The OPEC + meetings are scheduled to begin on Friday, even as crude oil prices staged a recovery which enabled WTI crude to pare some of last Friday’s losses.
Crude oil prices got a boost today from China’s key PMI data. The Caixin Manufacturing PMI was expected to have dropped from last month’s figure of 51.7, but instead came in at 51.8, which also beat market estimates of 51.5. The upbeat data as well as expectations that OPEC may maintain the production limits set some time ago helped crude oil prices gather some upside momentum on Monday.
Adding to the upbeat price moves for today was key data from Russia’s Central Dispatching Department of Fuel Energy Complex, which reported a decrease in Russia’s crude oil exports to 20.916 million tonnes, equivalent to an annualized 4.2% drop in November 2019.
Crude Oil Prices and the OPEC + Meetings
A key point to be raised in the OPEC + meetings is the poor compliance with assigned quota cuts by OPEC members and also by non-OPEC member and key Saudi ally, Russia.
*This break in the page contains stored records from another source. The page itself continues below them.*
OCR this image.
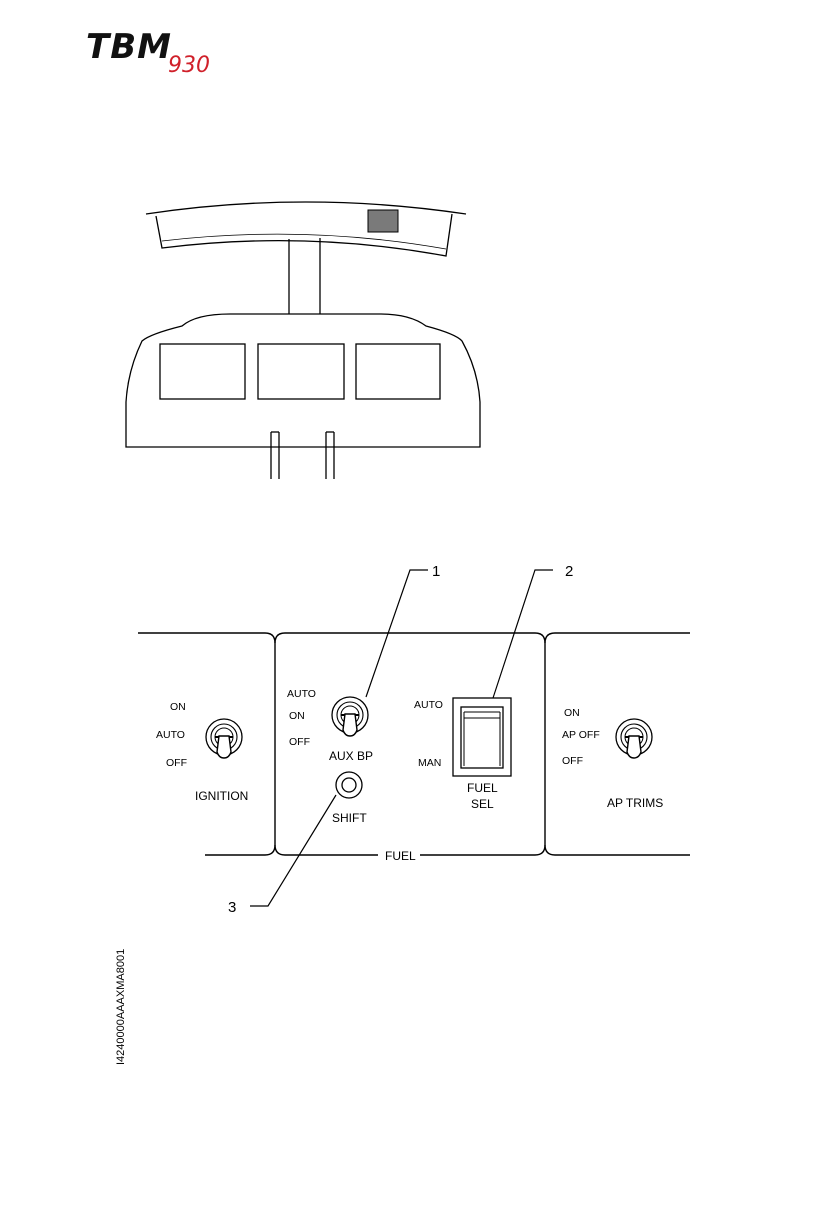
TBM
930
ON
AUTO
OFF
IGNITION
AUTO
ON
OFF
AUX BP
SHIFT
AUTO
MAN
FUEL
SEL
FUEL
ON
AP OFF
OFF
AP TRIMS
1	2
3
I4240000AAAXMA8001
Russia has for the most part of the year, continued to pump beyond assigned quotas. The Saudis have had to compensate for this overproduction by reducing its output by almost 700,000 barrels per day. However, Saudi Arabia’s new energy minister Prince Abdulaziz bin Salman has indicated that the country would no longer tolerate the situation. He is likely to press errant members on the issue during the meetings.
So far, WTI crude oil price is up, but continues to trade within the ascending channel formation on the daily chart. Today’s price surge bounced off the channel’s trendline (i.e. lower border) and is inching back towards the 58.50 horizontal resistance level. Above this area, the channel’s upper border could come under challenge at the 60.75 price level (March 29 and July 12 highs). The 63.75 price level could also become an important resistance point if price is able to break above 60.75.
On the flip side, a break below the channel’s lower border could lead to a price drop to 55.65, with the 54.20 price level (where the neckline of June 2019’s double bottom is found) also coming into focus. Below this level, the double bottom troughs at 51.50 could become a support target.